By Heather Norris, Carroll County Times | February 23, 2016

Carroll County, Maryland, is poised to serve as a model for treating substance abuse across the state.

The Carroll County Health Department plans to address changes to state funding of outpatient substance abuse services, officials told the Board of Commissioners at a briefing last week.

County Health Officer Ed Singer said the change calls for the involvement of private health care providers, who will then be reimbursed using funds provided by the state. This replaces the current system for funding treatment at the county level, in which a grant is provided to local health departments with a fee-for-service model.

Instead of waiting until January, Carroll County will make the change in July, on pace with a schedule the state had planned on prior to receiving pushback from other local health departments that requested an extension on the time period departments have to make the switch.

Private providers who offer substance abuse services to those with fluctuating insurance coverage will, under the new system, be able to be reimbursed for treatments provided to those who are uninsured or underinsured at the time of service, said Sue Doyle, director of addiction services for the county.

“It’s a good thing in the end,” she said. “It’s a plus for all of us.”

The switch was originally scheduled to take place in July 2015, Singer said, but has been delayed twice after some health departments around the state expressed concern over the change impeding their ability to continue to provide quality treatment to those living in their jurisdiction.

“There’s been a lot of changes going on with our sources of funding in the behavioral health areas over the past few years,” Singer said.

Because of the concerns brought forward by several local health departments, the state will make available a $375,000 grant that will allow the local health departments to continue their current systems from July through December.

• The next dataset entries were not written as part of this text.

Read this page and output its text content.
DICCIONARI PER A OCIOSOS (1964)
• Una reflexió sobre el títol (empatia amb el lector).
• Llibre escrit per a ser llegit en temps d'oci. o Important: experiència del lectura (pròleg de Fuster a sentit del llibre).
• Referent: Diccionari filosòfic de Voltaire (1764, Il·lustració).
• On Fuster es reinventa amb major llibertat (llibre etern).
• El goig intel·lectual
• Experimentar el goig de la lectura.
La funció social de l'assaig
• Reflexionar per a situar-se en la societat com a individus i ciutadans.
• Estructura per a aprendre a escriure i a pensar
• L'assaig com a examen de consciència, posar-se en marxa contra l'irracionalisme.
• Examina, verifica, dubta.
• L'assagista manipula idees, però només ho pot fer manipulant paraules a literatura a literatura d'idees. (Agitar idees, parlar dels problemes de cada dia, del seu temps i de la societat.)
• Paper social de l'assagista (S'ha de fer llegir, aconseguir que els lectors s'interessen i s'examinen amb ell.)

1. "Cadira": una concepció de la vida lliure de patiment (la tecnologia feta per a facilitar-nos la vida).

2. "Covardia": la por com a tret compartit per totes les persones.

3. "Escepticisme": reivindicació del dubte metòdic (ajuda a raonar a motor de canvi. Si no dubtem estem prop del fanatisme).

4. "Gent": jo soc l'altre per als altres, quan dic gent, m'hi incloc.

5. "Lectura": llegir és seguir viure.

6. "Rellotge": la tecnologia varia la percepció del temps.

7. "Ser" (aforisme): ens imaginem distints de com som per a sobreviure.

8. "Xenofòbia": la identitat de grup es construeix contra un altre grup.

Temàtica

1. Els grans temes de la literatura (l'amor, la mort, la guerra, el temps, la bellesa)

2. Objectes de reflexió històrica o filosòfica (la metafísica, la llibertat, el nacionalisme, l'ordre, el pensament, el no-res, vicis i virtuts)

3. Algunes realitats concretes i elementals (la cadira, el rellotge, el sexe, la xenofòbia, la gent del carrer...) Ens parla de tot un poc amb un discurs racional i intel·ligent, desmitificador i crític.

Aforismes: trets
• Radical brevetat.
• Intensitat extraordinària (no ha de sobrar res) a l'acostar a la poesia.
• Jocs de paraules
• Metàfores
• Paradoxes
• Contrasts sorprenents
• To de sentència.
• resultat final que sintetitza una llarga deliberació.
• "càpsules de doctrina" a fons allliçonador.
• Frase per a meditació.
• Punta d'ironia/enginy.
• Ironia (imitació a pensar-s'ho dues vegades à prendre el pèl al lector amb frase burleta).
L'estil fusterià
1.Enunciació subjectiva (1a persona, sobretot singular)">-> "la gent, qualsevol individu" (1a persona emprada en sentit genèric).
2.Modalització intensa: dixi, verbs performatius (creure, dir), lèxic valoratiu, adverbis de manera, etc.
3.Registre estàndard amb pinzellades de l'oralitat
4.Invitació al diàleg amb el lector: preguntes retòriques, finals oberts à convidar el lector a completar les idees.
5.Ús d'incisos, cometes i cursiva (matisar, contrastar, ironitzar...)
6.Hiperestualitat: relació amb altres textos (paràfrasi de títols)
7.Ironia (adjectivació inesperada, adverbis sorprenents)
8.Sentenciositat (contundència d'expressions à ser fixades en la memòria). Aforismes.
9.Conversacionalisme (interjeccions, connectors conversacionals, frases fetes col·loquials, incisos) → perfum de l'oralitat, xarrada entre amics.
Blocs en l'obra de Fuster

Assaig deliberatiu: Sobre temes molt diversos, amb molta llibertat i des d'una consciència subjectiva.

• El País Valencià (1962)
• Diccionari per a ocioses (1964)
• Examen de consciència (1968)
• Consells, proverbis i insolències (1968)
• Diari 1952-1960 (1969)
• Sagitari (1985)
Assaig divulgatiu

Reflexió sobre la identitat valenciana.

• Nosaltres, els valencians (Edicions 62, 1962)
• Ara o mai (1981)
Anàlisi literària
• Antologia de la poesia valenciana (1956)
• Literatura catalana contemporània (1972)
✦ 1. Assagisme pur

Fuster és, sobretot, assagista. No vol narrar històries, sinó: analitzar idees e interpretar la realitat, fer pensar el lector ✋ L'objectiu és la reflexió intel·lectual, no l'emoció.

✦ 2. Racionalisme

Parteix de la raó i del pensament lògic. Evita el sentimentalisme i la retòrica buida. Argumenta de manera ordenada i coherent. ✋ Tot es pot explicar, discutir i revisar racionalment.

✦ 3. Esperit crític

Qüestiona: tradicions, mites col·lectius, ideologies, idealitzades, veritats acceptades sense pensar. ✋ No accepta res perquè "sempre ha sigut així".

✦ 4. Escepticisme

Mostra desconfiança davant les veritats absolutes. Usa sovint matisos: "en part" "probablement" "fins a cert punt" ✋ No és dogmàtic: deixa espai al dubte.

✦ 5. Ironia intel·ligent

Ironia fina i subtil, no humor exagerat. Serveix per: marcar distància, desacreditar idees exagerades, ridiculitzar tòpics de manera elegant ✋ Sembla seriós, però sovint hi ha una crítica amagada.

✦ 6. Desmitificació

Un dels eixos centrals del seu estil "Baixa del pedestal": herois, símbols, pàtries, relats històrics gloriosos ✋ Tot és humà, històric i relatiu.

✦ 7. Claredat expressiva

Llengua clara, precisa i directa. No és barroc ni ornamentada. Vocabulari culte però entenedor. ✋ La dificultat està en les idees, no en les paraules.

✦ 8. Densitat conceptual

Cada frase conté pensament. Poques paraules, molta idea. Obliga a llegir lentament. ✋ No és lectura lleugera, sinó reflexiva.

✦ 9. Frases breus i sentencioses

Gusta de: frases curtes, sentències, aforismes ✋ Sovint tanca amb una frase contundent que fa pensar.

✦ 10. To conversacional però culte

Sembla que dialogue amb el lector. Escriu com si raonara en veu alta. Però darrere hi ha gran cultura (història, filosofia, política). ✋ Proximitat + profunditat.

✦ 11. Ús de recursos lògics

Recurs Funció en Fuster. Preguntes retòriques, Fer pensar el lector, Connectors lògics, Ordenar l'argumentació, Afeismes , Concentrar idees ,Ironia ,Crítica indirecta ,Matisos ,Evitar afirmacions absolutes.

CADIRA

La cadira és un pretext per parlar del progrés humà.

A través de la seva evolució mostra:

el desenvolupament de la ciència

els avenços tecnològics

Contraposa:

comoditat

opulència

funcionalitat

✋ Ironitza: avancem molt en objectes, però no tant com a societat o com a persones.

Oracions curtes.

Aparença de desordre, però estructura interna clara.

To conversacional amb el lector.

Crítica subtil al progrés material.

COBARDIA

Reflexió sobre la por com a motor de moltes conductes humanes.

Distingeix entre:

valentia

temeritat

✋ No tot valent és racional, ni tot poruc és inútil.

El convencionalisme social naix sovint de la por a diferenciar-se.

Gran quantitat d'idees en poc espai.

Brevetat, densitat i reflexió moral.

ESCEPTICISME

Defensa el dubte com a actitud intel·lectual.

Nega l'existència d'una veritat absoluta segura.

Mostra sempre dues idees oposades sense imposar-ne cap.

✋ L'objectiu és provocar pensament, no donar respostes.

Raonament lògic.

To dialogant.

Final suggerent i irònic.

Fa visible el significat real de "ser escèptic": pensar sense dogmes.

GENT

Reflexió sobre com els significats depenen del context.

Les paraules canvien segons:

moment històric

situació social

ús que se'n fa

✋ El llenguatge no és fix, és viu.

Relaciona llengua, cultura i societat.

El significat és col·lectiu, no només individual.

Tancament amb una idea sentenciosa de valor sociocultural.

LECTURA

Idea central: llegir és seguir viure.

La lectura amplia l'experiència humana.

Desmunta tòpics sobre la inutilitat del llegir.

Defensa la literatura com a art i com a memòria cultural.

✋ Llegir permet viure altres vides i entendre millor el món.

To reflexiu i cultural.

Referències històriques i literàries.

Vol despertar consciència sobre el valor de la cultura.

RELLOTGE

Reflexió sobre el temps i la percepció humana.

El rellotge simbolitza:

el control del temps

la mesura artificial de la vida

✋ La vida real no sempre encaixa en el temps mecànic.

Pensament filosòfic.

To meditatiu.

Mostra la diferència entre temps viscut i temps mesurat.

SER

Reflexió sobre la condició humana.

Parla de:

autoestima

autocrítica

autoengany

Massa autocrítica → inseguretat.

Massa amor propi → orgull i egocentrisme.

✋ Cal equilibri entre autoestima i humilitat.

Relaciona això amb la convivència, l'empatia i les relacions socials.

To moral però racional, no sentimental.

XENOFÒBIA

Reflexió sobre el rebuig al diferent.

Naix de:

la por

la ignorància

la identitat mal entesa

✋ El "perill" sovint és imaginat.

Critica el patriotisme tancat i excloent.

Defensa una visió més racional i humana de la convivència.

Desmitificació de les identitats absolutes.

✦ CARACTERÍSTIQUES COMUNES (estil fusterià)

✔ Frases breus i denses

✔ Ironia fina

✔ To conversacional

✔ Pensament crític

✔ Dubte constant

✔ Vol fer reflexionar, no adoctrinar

While many counties around the state are expected to take advantage of the grant, the Carroll County Health Department will opt out of it, Singer said.

Instead of receiving the grant, the county will still get the state money, he said, but it will be integrated into the county’s new fee-for-service system. For those receiving treatment, instead of going to the county Health Department for outpatient services, they will now report to Access Carroll, a nonprofit the county will team with to connect residents to treatment.

“It’s not that we aren’t going to provide the services,” Singer said.

Rather, he said, the county had their plan to deal with the state-mandated change in the works for a while, he said, and is now ready to make the change without needing to prolong the process. To do so, he said, would only delay the inevitable.

Already, Doyle told the commissioners, the Health Department has identified about five private providers ready to begin working as part of the system.

Accepting the grant from the state would only make things more difficult for the county’s eventual transition, Singer said. Already, he said, the department has made the necessary adjustments to staff in order to operate under the new system. If the county accepts the state grant and prolongs its current grant-based system, it would have to either hire temporary staff or contract with a private provider for that six-month period, wasting money that doesn’t need to be spent, he said.

Additionally, he said, the private providers the county plans to incorporate in its fee for service system would be hurt by the delay. The money the state is offering in the six-month window would not be available to use in any way other than extending their current program, he said. Instead of accepting the money, the county would be better off asking the state for some aid in getting local private providers the accreditations needed to operate in the fee for service model.

There are still some details to work out, he said, one of which involves Medicare services being reimbursed at a rate too low to cover costs, but the county is working with the state to finalize the plans.

“We’re going to be doing this six months sooner than everybody else is going to be doing it,” Singer told the board. “We just need to move forward and make this happen.”

“I think the right thing to do at this point is to move forward with this,” Doyle said.